The smallest was also bronze, a lepton from Judea. Other coins of bronze and a few silver ranged in size in between the first two. “Uncle Neb just got back from upriver,” Tetisheri said. “He said it was getting harder to buy anything outright for the lack of coin in hand, that he was having to resort to barter. While he was gone, I, too, noticed there is more Roman silver than Egyptian bronze in circulation.” She remembered what the queen had said that morning. “Fewer coins in circulation increases the value of those coins still in circulation, giving them a higher value than what shows on the face of the coin. People naturally turn to more and smaller coins of lesser value, like Greek stater or—”
“Roman denarii?”
“Or Roman denarii. Or even gold. You won’t believe it, but last week someone paid with a Persian daric.

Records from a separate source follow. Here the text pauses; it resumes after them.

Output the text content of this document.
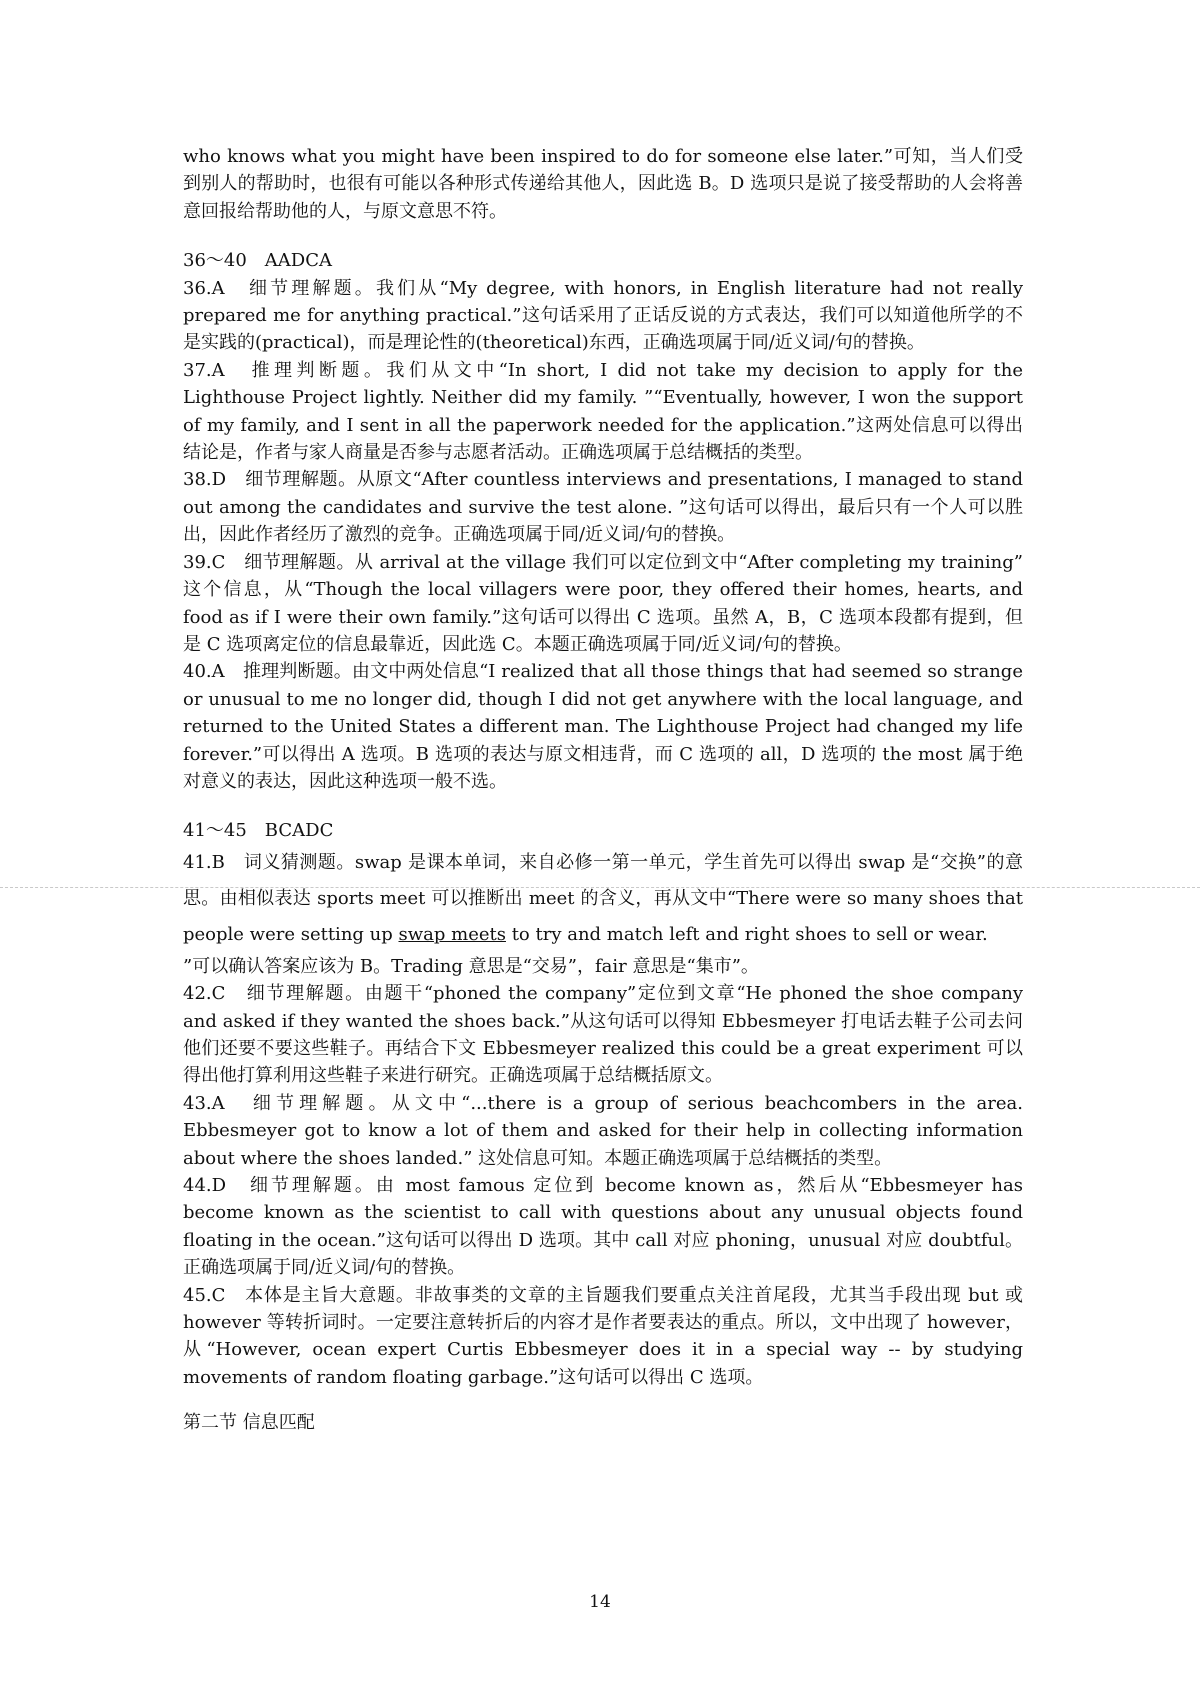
who knows what you might have been inspired to do for someone else later.”可知，当人们受到别人的帮助时，也很有可能以各种形式传递给其他人，因此选 B。D 选项只是说了接受帮助的人会将善意回报给帮助他的人，与原文意思不符。

36～40　AADCA

36.A　细节理解题。我们从“My degree, with honors, in English literature had not really prepared me for anything practical.”这句话采用了正话反说的方式表达，我们可以知道他所学的不是实践的(practical)，而是理论性的(theoretical)东西，正确选项属于同/近义词/句的替换。

37.A　推理判断题。我们从文中“In short, I did not take my decision to apply for the Lighthouse Project lightly. Neither did my family. ”“Eventually, however, I won the support of my family, and I sent in all the paperwork needed for the application.”这两处信息可以得出结论是，作者与家人商量是否参与志愿者活动。正确选项属于总结概括的类型。

38.D　细节理解题。从原文“After countless interviews and presentations, I managed to stand out among the candidates and survive the test alone. ”这句话可以得出，最后只有一个人可以胜出，因此作者经历了激烈的竞争。正确选项属于同/近义词/句的替换。

39.C　细节理解题。从 arrival at the village 我们可以定位到文中“After completing my training” 这个信息，从“Though the local villagers were poor, they offered their homes, hearts, and food as if I were their own family.”这句话可以得出 C 选项。虽然 A，B，C 选项本段都有提到，但是 C 选项离定位的信息最靠近，因此选 C。本题正确选项属于同/近义词/句的替换。

40.A　推理判断题。由文中两处信息“I realized that all those things that had seemed so strange or unusual to me no longer did, though I did not get anywhere with the local language, and returned to the United States a different man. The Lighthouse Project had changed my life forever.”可以得出 A 选项。B 选项的表达与原文相违背，而 C 选项的 all，D 选项的 the most 属于绝对意义的表达，因此这种选项一般不选。

41～45　BCADC

41.B　词义猜测题。swap 是课本单词，来自必修一第一单元，学生首先可以得出 swap 是“交换”的意思。由相似表达 sports meet 可以推断出 meet 的含义，再从文中“There were so many shoes that people were setting up swap meets to try and match left and right shoes to sell or wear.

”可以确认答案应该为 B。Trading 意思是“交易”，fair 意思是“集市”。

42.C　细节理解题。由题干“phoned the company”定位到文章“He phoned the shoe company and asked if they wanted the shoes back.”从这句话可以得知 Ebbesmeyer 打电话去鞋子公司去问他们还要不要这些鞋子。再结合下文 Ebbesmeyer realized this could be a great experiment 可以得出他打算利用这些鞋子来进行研究。正确选项属于总结概括原文。

43.A　细节理解题。从文中“...there is a group of serious beachcombers in the area. Ebbesmeyer got to know a lot of them and asked for their help in collecting information about where the shoes landed.” 这处信息可知。本题正确选项属于总结概括的类型。

44.D　细节理解题。由 most famous 定位到 become known as，然后从“Ebbesmeyer has become known as the scientist to call with questions about any unusual objects found floating in the ocean.”这句话可以得出 D 选项。其中 call 对应 phoning，unusual 对应 doubtful。正确选项属于同/近义词/句的替换。

45.C　本体是主旨大意题。非故事类的文章的主旨题我们要重点关注首尾段，尤其当手段出现 but 或 however 等转折词时。一定要注意转折后的内容才是作者要表达的重点。所以，文中出现了 however，从“However, ocean expert Curtis Ebbesmeyer does it in a special way -- by studying movements of random floating garbage.”这句话可以得出 C 选项。

第二节 信息匹配

14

It had an image of a crowned lion eatin
g a bull.” She reflected for a moment. “Or mating with him, I couldn’t tell for sure.” When he shouted with laughter she said defensively, “Yes, but it was an old coin, Apollodorus, and the surface worn near smooth.”
“Old coins can be very valuable,” he said, still chuckling. “People collect them, and often pay well over their face value to acquire them.”
She gave him a reproving look. “I am aware. I have it safe for Uncle Neb to deal with. He has several acquaintances who have him watch for such rarities as come through our hands.” She paused. “It was very old, Apollodorus, perhaps from the time of Alexander himself. Who knows, it may have passed through his very hands.”
“Be careful or you’ll be starting your own coin collection before long.”
She laughed. “No chance of that. I’m much more interested in coins being used for what they are made for, changing hands for goods and services. Much more fun than putting one on display to be admired.”
“Mmmm.”
“What?”
“The coins were made in Cyprus.”
“And?”
“And… should you perhaps go there?”
This was something she had not considered in the course of the investigation thus far. She did so now. “I won’t rule it out,” she said at last, “but it seems to no purpose.”
“And why is that?”
She shrugged. “The coin was stolen in Alexandria, not in Cyprus. Remember Laogonus said he knew it was valuable because it was heavy.”
“Those chests could have been loaded with rocks for all Laogonus knew.”
“Perhaps,” she said. “And certainly, information about the shipment could have been sold as easily from Lemesos as from Alexandria.” She thought for a moment. “If the shipment is not quickly found, then, yes, I suppose a trip to Cyprus might be in order.”